The two of them laughed and blew their noses.
“I’m not gonna say it didn’t hurt. For years, I looked for somebody to replace you, Gloria my darling.”
“Oh, Joan.”
“One time, I was dating this dude, and the whole time I was scheming on his ex-girlfriend.”
“Sounds like trouble.”
“It was. He got jealous and threatened her with a gun. So I said, ‘If you’re gonna be a fuckin’ animal, I’m gonna go.’ So I said sayonara and got the fuck out of there. And I was imagining if I was like a super-cool dude in the movies, I’d be like, ‘Hey, there’s room in my car,’ and she’d jump in with me. But my car had all my shit in it and there wasn’t room for anyone else, so I never got to say that. So I left, and I drove away crying, because I was imagining them having super-hot sex when I was gone. I’m crying and turned on and jealous. And I got so mad I thought about driving back there.”
“Only you, Joanie.”
“I know, right?”
Two days before his court date, when he got home from Target, Corey found out his father had come to the house while he was at work. Gloria had told Leonard to stay out, he had tried to come in anyway, and Joan had blocked him at the door.

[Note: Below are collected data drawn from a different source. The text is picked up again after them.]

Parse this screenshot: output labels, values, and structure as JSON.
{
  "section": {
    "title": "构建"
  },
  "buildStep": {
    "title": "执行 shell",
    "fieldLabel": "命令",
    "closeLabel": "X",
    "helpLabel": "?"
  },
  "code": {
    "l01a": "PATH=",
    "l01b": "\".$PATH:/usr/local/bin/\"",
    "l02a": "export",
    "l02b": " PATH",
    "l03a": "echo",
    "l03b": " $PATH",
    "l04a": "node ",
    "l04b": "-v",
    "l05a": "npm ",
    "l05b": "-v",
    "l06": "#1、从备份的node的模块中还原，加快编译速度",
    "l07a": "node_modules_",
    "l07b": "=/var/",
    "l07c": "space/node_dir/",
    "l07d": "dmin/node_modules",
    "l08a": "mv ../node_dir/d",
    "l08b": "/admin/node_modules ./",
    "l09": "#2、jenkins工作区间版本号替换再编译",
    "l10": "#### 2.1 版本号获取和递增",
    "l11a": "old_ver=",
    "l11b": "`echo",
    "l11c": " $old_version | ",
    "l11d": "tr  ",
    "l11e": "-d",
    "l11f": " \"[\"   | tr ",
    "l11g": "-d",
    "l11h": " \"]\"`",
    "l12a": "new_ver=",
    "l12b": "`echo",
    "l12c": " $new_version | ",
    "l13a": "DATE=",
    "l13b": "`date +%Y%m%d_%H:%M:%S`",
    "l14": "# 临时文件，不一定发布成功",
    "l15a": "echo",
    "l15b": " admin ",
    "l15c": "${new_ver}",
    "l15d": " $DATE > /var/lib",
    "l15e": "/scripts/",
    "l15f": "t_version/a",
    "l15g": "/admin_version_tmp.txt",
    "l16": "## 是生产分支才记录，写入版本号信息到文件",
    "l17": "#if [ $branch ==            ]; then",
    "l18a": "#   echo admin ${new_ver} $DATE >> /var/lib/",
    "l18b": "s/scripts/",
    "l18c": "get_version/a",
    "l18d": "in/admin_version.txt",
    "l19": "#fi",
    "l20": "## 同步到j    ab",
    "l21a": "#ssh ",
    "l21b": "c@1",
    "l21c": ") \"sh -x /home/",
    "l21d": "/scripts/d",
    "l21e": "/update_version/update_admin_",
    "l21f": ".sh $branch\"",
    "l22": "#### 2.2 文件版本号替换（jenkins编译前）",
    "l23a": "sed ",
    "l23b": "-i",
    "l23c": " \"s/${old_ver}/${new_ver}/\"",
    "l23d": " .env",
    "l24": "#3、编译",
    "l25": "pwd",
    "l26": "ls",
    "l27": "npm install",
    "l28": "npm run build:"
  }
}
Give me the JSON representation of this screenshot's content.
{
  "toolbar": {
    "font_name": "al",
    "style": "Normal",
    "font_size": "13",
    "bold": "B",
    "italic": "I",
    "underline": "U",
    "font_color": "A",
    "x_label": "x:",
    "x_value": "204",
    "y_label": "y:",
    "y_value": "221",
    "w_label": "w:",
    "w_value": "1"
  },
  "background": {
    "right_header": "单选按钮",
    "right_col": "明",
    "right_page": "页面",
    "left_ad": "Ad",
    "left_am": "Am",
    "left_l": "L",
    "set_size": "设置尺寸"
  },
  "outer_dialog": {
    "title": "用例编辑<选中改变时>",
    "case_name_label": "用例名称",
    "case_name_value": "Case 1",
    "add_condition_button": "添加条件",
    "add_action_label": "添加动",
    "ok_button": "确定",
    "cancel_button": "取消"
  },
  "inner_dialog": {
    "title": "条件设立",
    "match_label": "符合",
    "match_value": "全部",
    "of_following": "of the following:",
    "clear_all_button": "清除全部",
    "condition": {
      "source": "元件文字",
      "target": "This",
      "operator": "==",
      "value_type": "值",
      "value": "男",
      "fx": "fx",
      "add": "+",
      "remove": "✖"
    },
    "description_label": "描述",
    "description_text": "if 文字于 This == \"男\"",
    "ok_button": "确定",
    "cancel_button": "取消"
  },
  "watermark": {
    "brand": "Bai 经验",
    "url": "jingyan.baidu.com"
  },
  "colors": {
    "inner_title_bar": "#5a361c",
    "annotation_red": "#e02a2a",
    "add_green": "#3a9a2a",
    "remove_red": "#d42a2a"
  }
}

“He was surprised as hell to see me,” Joan said. “He was all like, ‘I should have known.’ I’m like, ‘Known what? That Gloria’s got friends besides a creep like you?’ Then he gets all crafty: ‘Joan, you know me from the old days. Let’s handle this like two adults’—blazzy, blazzy, blah. I’m like, ‘If you know me, then you know I’ll never let you in.’ When I wouldn’t let him in, he was fuckin’ ripshit. What’d you take from him anyway?”
“His pots and pans and knives. I threw them in the marsh.”

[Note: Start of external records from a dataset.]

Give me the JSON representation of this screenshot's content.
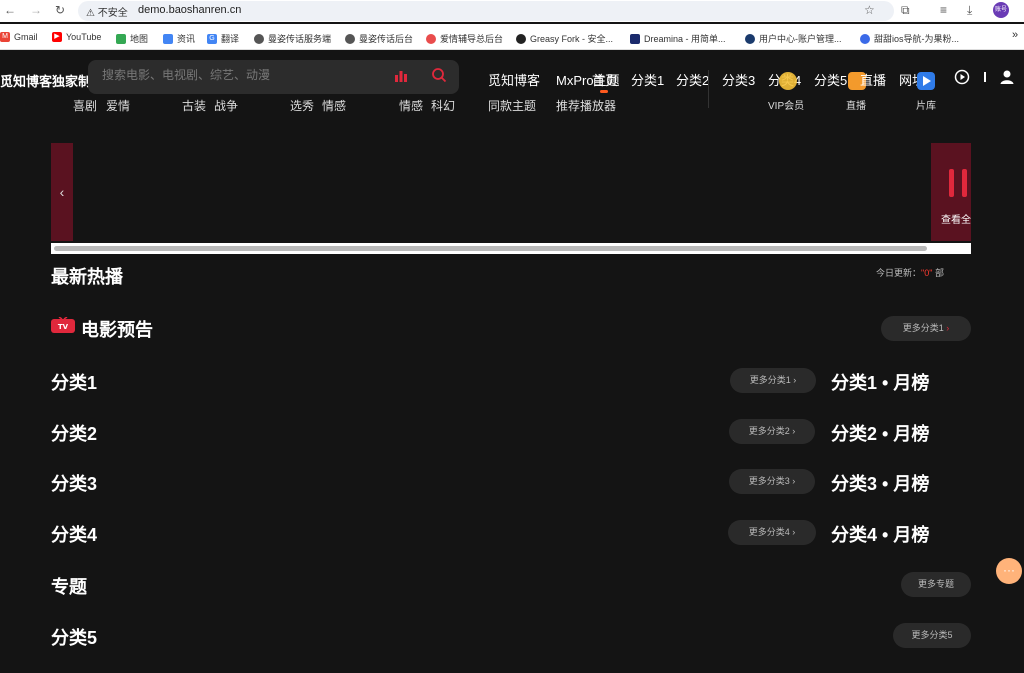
{
  "browser": {
    "insecure_label": "不安全",
    "url": "demo.baoshanren.cn",
    "profile_label": "账号"
  },
  "bookmarks": [
    {
      "label": "Gmail",
      "color": "#ea4335"
    },
    {
      "label": "YouTube",
      "color": "#ff0000"
    },
    {
      "label": "地图",
      "color": "#34a853"
    },
    {
      "label": "资讯",
      "color": "#4285f4"
    },
    {
      "label": "翻译",
      "color": "#4285f4"
    },
    {
      "label": "曼姿传话服务端",
      "color": "#555555"
    },
    {
      "label": "曼姿传话后台",
      "color": "#555555"
    },
    {
      "label": "爱情辅导总后台",
      "color": "#e94c4c"
    },
    {
      "label": "Greasy Fork - 安全...",
      "color": "#222222"
    },
    {
      "label": "Dreamina - 用简单...",
      "color": "#1a2a6c"
    },
    {
      "label": "用户中心-账户管理...",
      "color": "#1a3a6c"
    },
    {
      "label": "甜甜ios导航-为果粉...",
      "color": "#3b6ae8"
    }
  ],
  "header": {
    "logo": "觅知博客独家制作",
    "search_placeholder": "搜索电影、电视剧、综艺、动漫",
    "hotwords": [
      "喜剧",
      "爱情",
      "古装",
      "战争",
      "选秀",
      "情感",
      "情感",
      "科幻"
    ],
    "top_links": [
      "觅知博客",
      "MxPro主题"
    ],
    "sub_links": [
      "同款主题",
      "推荐播放器"
    ],
    "nav": [
      "首页",
      "分类1",
      "分类2",
      "分类3",
      "分类4",
      "分类5",
      "直播",
      "网址"
    ],
    "icon_labels": [
      "VIP会员",
      "直播",
      "片库"
    ]
  },
  "banner": {
    "view_all": "查看全"
  },
  "sections": {
    "latest": {
      "title": "最新热播",
      "today_prefix": "今日更新：",
      "today_count": "\"0\"",
      "today_suffix": "部"
    },
    "trailer": {
      "title": "电影预告",
      "more": "更多分类1"
    },
    "cats": [
      {
        "title": "分类1",
        "more": "更多分类1",
        "rank": "分类1 • 月榜"
      },
      {
        "title": "分类2",
        "more": "更多分类2",
        "rank": "分类2 • 月榜"
      },
      {
        "title": "分类3",
        "more": "更多分类3",
        "rank": "分类3 • 月榜"
      },
      {
        "title": "分类4",
        "more": "更多分类4",
        "rank": "分类4 • 月榜"
      }
    ],
    "topic": {
      "title": "专题",
      "more": "更多专题"
    },
    "cat5": {
      "title": "分类5",
      "more": "更多分类5"
    }
  },
  "float_button": "···"
}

“Whatever it was, he wants it back pretty bad. You sure it wasn’t a diamond?”
“No! I wouldn’t steal from him.”
“I wouldn’t care if you pawned it down the block.”
“I don’t want anything of his. If he had a diamond, I wouldn’t take it. All I wanted was a little justice for him throwing my mother on the floor. I tore up his uniforms. His handcuffs, his cop-stick-thing, his little cop bag—I threw all that shit out, plus his skillet, his fancy cooking knives. And I busted his car window a
nd his glasses.”
Joan remarked that this sounded like quite a lot of property.

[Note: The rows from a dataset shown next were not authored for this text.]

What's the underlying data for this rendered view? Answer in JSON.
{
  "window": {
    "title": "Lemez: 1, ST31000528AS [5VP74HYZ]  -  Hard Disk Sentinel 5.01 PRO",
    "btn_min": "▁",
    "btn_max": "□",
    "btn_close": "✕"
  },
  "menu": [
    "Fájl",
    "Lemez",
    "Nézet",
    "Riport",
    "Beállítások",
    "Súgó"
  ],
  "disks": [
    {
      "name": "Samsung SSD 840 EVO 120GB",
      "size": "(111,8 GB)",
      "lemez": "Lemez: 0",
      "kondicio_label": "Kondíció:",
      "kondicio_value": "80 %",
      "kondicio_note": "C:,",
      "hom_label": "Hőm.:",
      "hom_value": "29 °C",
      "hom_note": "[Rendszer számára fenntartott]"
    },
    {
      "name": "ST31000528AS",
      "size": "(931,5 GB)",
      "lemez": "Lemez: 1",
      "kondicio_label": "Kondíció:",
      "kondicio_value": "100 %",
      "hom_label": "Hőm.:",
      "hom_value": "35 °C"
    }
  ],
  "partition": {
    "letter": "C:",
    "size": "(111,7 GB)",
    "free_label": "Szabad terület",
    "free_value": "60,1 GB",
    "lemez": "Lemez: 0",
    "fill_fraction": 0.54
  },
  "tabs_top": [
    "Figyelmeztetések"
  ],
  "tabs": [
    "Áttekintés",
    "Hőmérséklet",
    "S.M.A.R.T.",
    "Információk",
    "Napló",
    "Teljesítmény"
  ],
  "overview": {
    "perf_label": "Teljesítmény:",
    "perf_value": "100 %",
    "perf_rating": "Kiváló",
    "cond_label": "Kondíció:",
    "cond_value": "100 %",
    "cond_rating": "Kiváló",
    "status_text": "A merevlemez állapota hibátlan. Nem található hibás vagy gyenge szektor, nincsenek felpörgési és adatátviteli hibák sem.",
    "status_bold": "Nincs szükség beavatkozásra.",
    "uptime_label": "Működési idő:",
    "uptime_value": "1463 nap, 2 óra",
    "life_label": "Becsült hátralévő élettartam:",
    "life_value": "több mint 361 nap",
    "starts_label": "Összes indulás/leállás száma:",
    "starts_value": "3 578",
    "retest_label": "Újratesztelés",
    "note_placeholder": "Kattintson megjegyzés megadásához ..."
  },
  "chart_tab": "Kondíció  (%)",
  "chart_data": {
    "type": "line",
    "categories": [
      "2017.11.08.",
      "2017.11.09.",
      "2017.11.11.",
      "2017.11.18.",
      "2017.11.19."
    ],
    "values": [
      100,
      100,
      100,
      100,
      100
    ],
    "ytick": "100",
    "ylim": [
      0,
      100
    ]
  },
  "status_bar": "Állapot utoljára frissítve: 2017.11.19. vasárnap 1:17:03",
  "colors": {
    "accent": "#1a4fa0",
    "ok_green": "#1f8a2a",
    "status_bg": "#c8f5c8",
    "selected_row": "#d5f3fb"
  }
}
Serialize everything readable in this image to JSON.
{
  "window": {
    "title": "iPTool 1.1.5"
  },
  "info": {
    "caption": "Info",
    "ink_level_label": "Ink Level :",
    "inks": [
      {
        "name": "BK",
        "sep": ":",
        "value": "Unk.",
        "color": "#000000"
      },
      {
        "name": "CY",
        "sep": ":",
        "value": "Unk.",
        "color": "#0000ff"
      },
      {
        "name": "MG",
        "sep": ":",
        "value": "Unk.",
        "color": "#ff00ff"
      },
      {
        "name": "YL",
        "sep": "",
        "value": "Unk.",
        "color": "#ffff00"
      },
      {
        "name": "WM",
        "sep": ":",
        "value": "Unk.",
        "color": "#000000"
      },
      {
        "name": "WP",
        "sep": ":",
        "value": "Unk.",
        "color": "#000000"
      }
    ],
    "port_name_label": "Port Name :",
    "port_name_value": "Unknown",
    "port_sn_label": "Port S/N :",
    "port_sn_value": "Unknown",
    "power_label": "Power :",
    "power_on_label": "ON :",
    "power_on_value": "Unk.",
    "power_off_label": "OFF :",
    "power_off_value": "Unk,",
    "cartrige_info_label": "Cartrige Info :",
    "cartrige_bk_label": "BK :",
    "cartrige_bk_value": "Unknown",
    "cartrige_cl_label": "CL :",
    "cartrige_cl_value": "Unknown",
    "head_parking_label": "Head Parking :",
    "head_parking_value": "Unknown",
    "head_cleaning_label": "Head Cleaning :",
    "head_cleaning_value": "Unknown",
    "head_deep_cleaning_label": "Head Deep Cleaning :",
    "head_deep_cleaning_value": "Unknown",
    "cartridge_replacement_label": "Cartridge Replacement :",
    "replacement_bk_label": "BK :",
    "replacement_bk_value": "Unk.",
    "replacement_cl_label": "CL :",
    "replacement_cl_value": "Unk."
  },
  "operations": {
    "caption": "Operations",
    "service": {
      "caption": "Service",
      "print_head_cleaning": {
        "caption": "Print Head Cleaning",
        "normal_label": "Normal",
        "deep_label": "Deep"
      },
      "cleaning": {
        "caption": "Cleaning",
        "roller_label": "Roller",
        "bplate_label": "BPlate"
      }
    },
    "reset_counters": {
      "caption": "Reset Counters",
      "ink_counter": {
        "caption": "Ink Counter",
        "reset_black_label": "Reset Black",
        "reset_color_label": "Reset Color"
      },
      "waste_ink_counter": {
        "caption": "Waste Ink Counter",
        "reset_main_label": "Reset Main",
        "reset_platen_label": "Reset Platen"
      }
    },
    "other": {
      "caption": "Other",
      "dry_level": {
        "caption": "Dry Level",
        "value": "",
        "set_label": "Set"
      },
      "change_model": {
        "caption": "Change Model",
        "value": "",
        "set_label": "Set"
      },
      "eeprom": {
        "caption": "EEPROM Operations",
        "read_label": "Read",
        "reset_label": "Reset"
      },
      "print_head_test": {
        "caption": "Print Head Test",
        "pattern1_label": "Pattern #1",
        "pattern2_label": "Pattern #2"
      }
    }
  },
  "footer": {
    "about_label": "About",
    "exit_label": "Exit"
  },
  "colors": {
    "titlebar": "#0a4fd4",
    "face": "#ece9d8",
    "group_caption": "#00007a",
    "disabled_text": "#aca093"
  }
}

There were different penalties under the law for property crimes, based on the value of the things involved.
“I won’t be facing a felony, will I?”
“Probably not. I’m sure they’d let you plead it down.”
* * *
—
On the morning of January 27, Corey reported to the Francis X. Bellotti courthouse. A handful of people were milling around the front steps. They were about the same people who hung around the T. An armed officer opened the door and told them to form a line. The line moved inside slowly, through a metal detector. They all went into the same courtroom.
The judge arrived, a rigidly decent woman in her fifties with glasses and a Boston accent, and the court began its day’s work. Corey showed his desk appearance ticket to a clerk, who told him to wait for his attorney.
Almost that same second, a man in a tan suit came in, looked around and asked, “Are you Corey Goltz? I’m Shay. I’m your defender.” He wore a red tie, his top button was undone, he had a sharp Adam’s apple, and he was carrying a briefcase. All of his curly sandy hair grew on the top of his head, as if his head were a flowerpot and his hair was the plant life coming out the top.
As Corey would discover, Shay was a hardworking, cocky but nice young jock who, over the course of his association with him, would mention going to the gym in every conversation they had; he was either going to or coming from—or regretting having missed—the gym that day. His sports had been basketball, baseball and hockey. For Corey, he would attain the same status as an Eddie. He was extremely diligent. Eventually, he would visit Corey’s home and become a true ally after meeting Gloria and seeing her condition. He would try to file a counterclaim against Leonard for domestic abuse.